STEPS IN PLANNING PROCESS
7. Presentation and negotiation
of the budget

Inter-departmental sales

  • Transfer costs of inter-departmental sales

    When multiple departments (modules) are using FullCost, sales to one another create circularity, just as internal sales do.

    Requirements: Tools to link cross-module sales, and to account for circularity with the fewest manual iterations based on an algorithm to forecast the ultimate effect of the cross-module "ripples."

Present budget

  • Prepare and present reports by business unit to client executives

    Prime contracts and subcontracts are aggregated. The cost of each deliverable now represents the total cost to shareholders, fully loaded with its fair share of all indirect costs.

    Budget reports are generated -- both a traditional view of the expense-codes by group and the full cost of each of the various client deliverables, corporate-good activities, and internal ventures.

    Requirements: Budget reporting that amortizes indirect costs, links primes and subs, spreads costs among members of consortia, and portrays the data through a variety of filters.

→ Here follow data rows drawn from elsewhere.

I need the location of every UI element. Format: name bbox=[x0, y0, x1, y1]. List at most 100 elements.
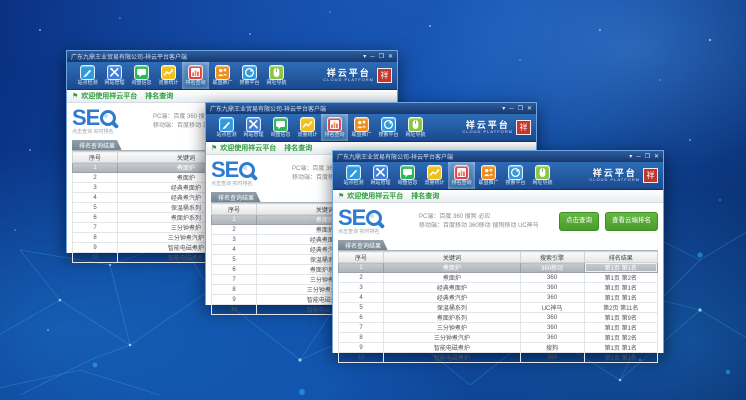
table-row[interactable]: 8三分钟煮汽炉360第1页 第2名 bbox=[339, 333, 658, 343]
section-title: 排名查询 bbox=[284, 143, 312, 153]
menu-down-button[interactable]: ▾ bbox=[502, 106, 505, 112]
toolbar-item-search-platform[interactable]: 搜索平台 bbox=[502, 162, 529, 189]
toolbar-item-url-nav[interactable]: 网址导航 bbox=[402, 114, 429, 141]
toolbar-item-search-platform[interactable]: 搜索平台 bbox=[375, 114, 402, 141]
toolbar-item-alliance-promo[interactable]: 联盟推广 bbox=[348, 114, 375, 141]
toolbar-item-traffic-stats[interactable]: 流量统计 bbox=[294, 114, 321, 141]
brand-subtitle: CLOUD PLATFORM bbox=[323, 78, 374, 82]
message-icon bbox=[134, 65, 149, 80]
toolbar-item-site-manage[interactable]: 网站管理 bbox=[240, 114, 267, 141]
maximize-button[interactable]: ❐ bbox=[379, 54, 384, 60]
toolbar-item-alliance-promo[interactable]: 联盟推广 bbox=[209, 62, 236, 89]
toolbar-item-inquiry-info[interactable]: 询盘信息 bbox=[267, 114, 294, 141]
toolbar-item-site-manage[interactable]: 网站管理 bbox=[367, 162, 394, 189]
cell-rank: 第1页 第1名 bbox=[584, 353, 657, 363]
table-row[interactable]: 3经典煮面炉360第1页 第1名 bbox=[339, 283, 658, 293]
toolbar-item-traffic-stats[interactable]: 流量统计 bbox=[421, 162, 448, 189]
toolbar-item-site-check[interactable]: 站点检测 bbox=[213, 114, 240, 141]
main-toolbar: 站点检测网站管理询盘信息流量统计排名查询联盟推广搜索平台网址导航 祥云平台 CL… bbox=[206, 114, 536, 142]
compass-icon bbox=[242, 65, 257, 80]
table-row[interactable]: 5保温桶系列UC神马第2页 第11名 bbox=[339, 303, 658, 313]
people-icon bbox=[354, 117, 369, 132]
menu-down-button[interactable]: ▾ bbox=[363, 54, 366, 60]
window-controls: ▾ ─ ❐ ✕ bbox=[363, 54, 393, 60]
cell-engine: 360 bbox=[520, 293, 584, 303]
tab-rank-results[interactable]: 排名查询结果 bbox=[338, 240, 388, 251]
cell-rank: 第2页 第11名 bbox=[584, 303, 657, 313]
cell-engine: 360 bbox=[520, 283, 584, 293]
close-button[interactable]: ✕ bbox=[527, 106, 532, 112]
engine-list: PC端：百度 360 搜狗 必应 移动端：百度移动 360移动 搜狗移动 UC神… bbox=[419, 213, 559, 231]
brand-subtitle: CLOUD PLATFORM bbox=[589, 178, 640, 182]
window-titlebar[interactable]: 广东九鼎王业贸易有限公司-祥云平台客户端 ▾ ─ ❐ ✕ bbox=[206, 103, 536, 114]
toolbar-item-label: 网站管理 bbox=[104, 81, 124, 86]
bar-chart-icon bbox=[454, 165, 469, 180]
query-button[interactable]: 点击查询 bbox=[559, 212, 599, 231]
cell-no: 6 bbox=[212, 265, 257, 275]
cell-rank: 第1页 第1名 bbox=[584, 283, 657, 293]
table-row[interactable]: 7三分钟煮炉360第1页 第1名 bbox=[339, 323, 658, 333]
toolbar-item-rank-query[interactable]: 排名查询 bbox=[182, 62, 209, 89]
cell-rank: 第1页 第1名 bbox=[584, 293, 657, 303]
seo-tagline: 点击查询 实时排名 bbox=[211, 182, 287, 187]
window-title: 广东九鼎王业贸易有限公司-祥云平台客户端 bbox=[71, 52, 363, 61]
cell-engine: 360 bbox=[520, 353, 584, 363]
table-row[interactable]: 6煮面炉系列360第1页 第9名 bbox=[339, 313, 658, 323]
window-title: 广东九鼎王业贸易有限公司-祥云平台客户端 bbox=[337, 152, 629, 161]
toolbar-item-inquiry-info[interactable]: 询盘信息 bbox=[394, 162, 421, 189]
menu-down-button[interactable]: ▾ bbox=[629, 154, 632, 160]
cell-no: 3 bbox=[339, 283, 384, 293]
cell-no: 2 bbox=[339, 273, 384, 283]
toolbar-item-inquiry-info[interactable]: 询盘信息 bbox=[128, 62, 155, 89]
compass-icon bbox=[381, 117, 396, 132]
cell-keyword: 经典煮面炉 bbox=[384, 283, 520, 293]
close-button[interactable]: ✕ bbox=[388, 54, 393, 60]
table-row[interactable]: 9智能电磁煮炉搜狗第1页 第1名 bbox=[339, 343, 658, 353]
toolbar-item-rank-query[interactable]: 排名查询 bbox=[448, 162, 475, 189]
message-icon bbox=[400, 165, 415, 180]
table-row[interactable]: 10智能电磁煮炉360第1页 第1名 bbox=[339, 353, 658, 363]
brand-badge-icon: 祥 bbox=[643, 168, 658, 183]
minimize-button[interactable]: ─ bbox=[509, 106, 513, 112]
cloud-rank-button[interactable]: 查看云端排名 bbox=[605, 212, 658, 231]
table-row[interactable]: 2煮面炉360第1页 第2名 bbox=[339, 273, 658, 283]
toolbar-item-site-check[interactable]: 站点检测 bbox=[74, 62, 101, 89]
cell-no: 3 bbox=[212, 235, 257, 245]
minimize-button[interactable]: ─ bbox=[370, 54, 374, 60]
seo-logo: SE 点击查询 实时排名 bbox=[211, 160, 287, 187]
window-titlebar[interactable]: 广东九鼎王业贸易有限公司-祥云平台客户端 ▾ ─ ❐ ✕ bbox=[333, 151, 663, 162]
column-header: 序号 bbox=[73, 152, 118, 163]
seo-header-row: SE 点击查询 实时排名 PC端：百度 360 搜狗 必应 移动端：百度移动 3… bbox=[338, 203, 658, 240]
close-button[interactable]: ✕ bbox=[654, 154, 659, 160]
toolbar-item-site-manage[interactable]: 网站管理 bbox=[101, 62, 128, 89]
cell-engine: 360 bbox=[520, 313, 584, 323]
cell-engine: 搜狗 bbox=[520, 343, 584, 353]
cell-rank: 第1页 第1名 bbox=[584, 263, 657, 273]
line-chart-icon bbox=[300, 117, 315, 132]
cell-no: 2 bbox=[212, 225, 257, 235]
toolbar-item-url-nav[interactable]: 网址导航 bbox=[529, 162, 556, 189]
tools-icon bbox=[246, 117, 261, 132]
toolbar-item-label: 询盘信息 bbox=[397, 181, 417, 186]
window-titlebar[interactable]: 广东九鼎王业贸易有限公司-祥云平台客户端 ▾ ─ ❐ ✕ bbox=[67, 51, 397, 62]
cell-no: 9 bbox=[73, 243, 118, 253]
toolbar-item-traffic-stats[interactable]: 流量统计 bbox=[155, 62, 182, 89]
maximize-button[interactable]: ❐ bbox=[645, 154, 650, 160]
toolbar-item-url-nav[interactable]: 网址导航 bbox=[263, 62, 290, 89]
cell-keyword: 保温桶系列 bbox=[384, 303, 520, 313]
minimize-button[interactable]: ─ bbox=[636, 154, 640, 160]
app-window-front: 广东九鼎王业贸易有限公司-祥云平台客户端 ▾ ─ ❐ ✕ 站点检测网站管理 询盘信… bbox=[332, 150, 664, 353]
toolbar-item-label: 网站管理 bbox=[370, 181, 390, 186]
table-row[interactable]: 1煮面炉360移动第1页 第1名 bbox=[339, 263, 658, 273]
tab-rank-results[interactable]: 排名查询结果 bbox=[72, 140, 122, 151]
cell-keyword: 智能电磁煮炉 bbox=[384, 343, 520, 353]
toolbar-item-label: 询盘信息 bbox=[131, 81, 151, 86]
toolbar-item-site-check[interactable]: 站点检测 bbox=[340, 162, 367, 189]
maximize-button[interactable]: ❐ bbox=[518, 106, 523, 112]
tab-rank-results[interactable]: 排名查询结果 bbox=[211, 192, 261, 203]
toolbar-item-search-platform[interactable]: 搜索平台 bbox=[236, 62, 263, 89]
line-chart-icon bbox=[427, 165, 442, 180]
toolbar-item-alliance-promo[interactable]: 联盟推广 bbox=[475, 162, 502, 189]
toolbar-item-rank-query[interactable]: 排名查询 bbox=[321, 114, 348, 141]
table-row[interactable]: 4经典煮汽炉360第1页 第1名 bbox=[339, 293, 658, 303]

    Key learning: What is the full cost to shareholders of each product and service?

    The budget is summarized by business unit for review with client executives. They may view it by corporate strategy, by type of product/service, or other filters and summaries to understand what they're getting for a given level of budget. They may analyze "what if" scenarios to consider various levels of funding. Clients decide what they would like to defend in the budget negotiation process.

    Key learning (internal): Clients must buy what we sell (customer focus). Do our clients really want what we're producing? Can we eliminate unneeded activities?

    Key learning (clients): Clients will have to help justify their requests in order to get them funded.

  • Prepare and present reports to Finance staff, auditors

    Reviews of the budget with Finance and Audit staff build understanding and gain concurrence on its validity prior to the budget decision process.

Negotiate budget

  • Submit budget to enterprise budget decision process

    The budget decision process becomes a business-like negotiation in which clients defend their requests and executives decide what the corporation will and will not buy.

    Key learning: The organization cannot fulfill every client request with a finite budget. Exactly which deliverables will be funded by the approved budget?